A recent study by Israeli scientists found “striking” differences in the chances of contracting severe COVID-19 illness between individuals with sufficient levels of vitamin D prior to catching the virus and those who did not.
Half the vitamin-deficient people developed severe, life-threatening illness compared to fewer than 10 percent of those who had normal levels. The study is the first to examine existing vitamin levels in people before they contracted COVID. “We found it remarkable, and striking,” said the lead author, “to see the difference in the chances of becoming a severe patient when you are lacking in vitamin D compared to when you’re not.”
The data come from 253 people who were admitted to a hospital between April 7, 2020 and February 4, 2021—a period of time before the highly-infectious Omicron variant appeared. The results, however, are “equally relevant” for Omicron as for previous strains, say the study authors.
Vitamin D is largely synthesized naturally in human skin and requires direct exposure to sunlight (specifically, UV-B).
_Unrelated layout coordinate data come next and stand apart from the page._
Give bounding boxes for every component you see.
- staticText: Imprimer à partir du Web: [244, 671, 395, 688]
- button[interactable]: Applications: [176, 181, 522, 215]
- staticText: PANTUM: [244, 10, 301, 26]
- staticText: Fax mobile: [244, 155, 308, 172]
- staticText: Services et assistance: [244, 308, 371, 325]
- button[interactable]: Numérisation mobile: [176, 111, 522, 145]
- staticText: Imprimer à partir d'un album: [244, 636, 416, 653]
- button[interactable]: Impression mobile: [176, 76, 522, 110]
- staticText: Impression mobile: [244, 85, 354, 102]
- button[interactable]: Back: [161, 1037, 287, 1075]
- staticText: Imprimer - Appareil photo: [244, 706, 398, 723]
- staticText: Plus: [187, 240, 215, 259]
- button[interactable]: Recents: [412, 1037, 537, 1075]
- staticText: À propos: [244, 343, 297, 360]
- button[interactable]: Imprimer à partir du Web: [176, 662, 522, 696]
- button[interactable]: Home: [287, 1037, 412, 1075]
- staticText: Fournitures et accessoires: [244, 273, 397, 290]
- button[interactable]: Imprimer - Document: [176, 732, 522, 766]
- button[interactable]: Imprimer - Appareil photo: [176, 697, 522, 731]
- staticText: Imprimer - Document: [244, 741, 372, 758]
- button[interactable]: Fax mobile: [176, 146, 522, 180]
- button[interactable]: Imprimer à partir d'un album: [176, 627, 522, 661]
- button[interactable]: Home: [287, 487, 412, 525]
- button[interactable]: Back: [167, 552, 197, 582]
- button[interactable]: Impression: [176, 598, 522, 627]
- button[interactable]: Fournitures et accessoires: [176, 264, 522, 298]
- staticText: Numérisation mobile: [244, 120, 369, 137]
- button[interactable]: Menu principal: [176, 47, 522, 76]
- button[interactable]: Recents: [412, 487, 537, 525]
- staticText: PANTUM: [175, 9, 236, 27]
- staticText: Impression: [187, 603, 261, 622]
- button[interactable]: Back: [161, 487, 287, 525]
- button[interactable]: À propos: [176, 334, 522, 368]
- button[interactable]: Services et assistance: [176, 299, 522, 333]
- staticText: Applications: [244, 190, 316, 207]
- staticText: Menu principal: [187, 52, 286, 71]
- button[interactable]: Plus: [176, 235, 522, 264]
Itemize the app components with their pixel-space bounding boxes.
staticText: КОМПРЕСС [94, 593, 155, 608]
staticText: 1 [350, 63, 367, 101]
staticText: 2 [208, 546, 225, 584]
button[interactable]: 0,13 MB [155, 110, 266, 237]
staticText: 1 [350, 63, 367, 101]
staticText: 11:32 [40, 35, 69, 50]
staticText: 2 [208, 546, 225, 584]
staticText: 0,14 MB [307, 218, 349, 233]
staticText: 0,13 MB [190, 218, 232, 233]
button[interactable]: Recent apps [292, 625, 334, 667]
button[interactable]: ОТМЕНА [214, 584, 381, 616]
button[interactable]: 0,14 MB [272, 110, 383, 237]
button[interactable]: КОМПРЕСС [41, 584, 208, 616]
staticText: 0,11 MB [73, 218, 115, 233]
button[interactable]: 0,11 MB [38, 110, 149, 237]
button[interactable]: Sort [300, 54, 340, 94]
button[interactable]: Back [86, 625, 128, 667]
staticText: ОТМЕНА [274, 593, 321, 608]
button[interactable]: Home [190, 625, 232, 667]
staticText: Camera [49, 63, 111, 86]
Artificial light, no matter how bright, doesn’t cut it. Given how the pandemic has kept many people primarily indoors for over two years, it is easy to see how a considerable number of individuals might have fallen below the threshold for adequate vitamin levels—which conventionally is at least 20 nanograms per milliliter of blood.
New data, however, indicate that even this is too low. A minimum level of 50 mg/mL is now advised. Levels below his are said to cause weak innate immune responses to common that which cause post-operative infections.
Diet plays a much lesser role in the vitamin’s intake and maintenance. It is soluble in fat rather than water, and found in foods such as fresh fatty fish, mushrooms, egg yolks, full-fat yoghurt, beef liver, and duck. According to Prof. Robin Wright of Victoria, Australia, the quantity of Vitamin D3 is food is quite small.
For most people with inadequate sun exposure “the only practical way of ensuring good levels … is vitamin D3 supplements,” says Prof. Wright.
Throughout the life span the vitamin regulates the metabolism of calcium, which is crucial for the development and maintenance of healthy bones. It prevents rickets in children and osteoporosis in adults. The latter results in brittle bones and, correspondingly, otherwise avoidable fractures.
Muscle and bone weakness also render individuals prone to falls. Its active metabolite acts as a hormone that targets the kidney and other organs, giving it a role in heart disease, diabetes, cancer, and immune cells (this last is a complex topic beyond the scope of this column).
Research published in The Lancet and compiled before the emergence of COVID varieties found that, compared to dummy drugs, adequate vitamin D also reduced the risk of contracting other respiratory infections.
The Israeli researchers cautioned that vitamin D was only “one piece of the complex puzzle” underlying cases of severe COVID-19. It alone doesn’t constitute proof of cause. Yet it does seem to serve as a useful marker to flag individuals who may go on to develop serious illness.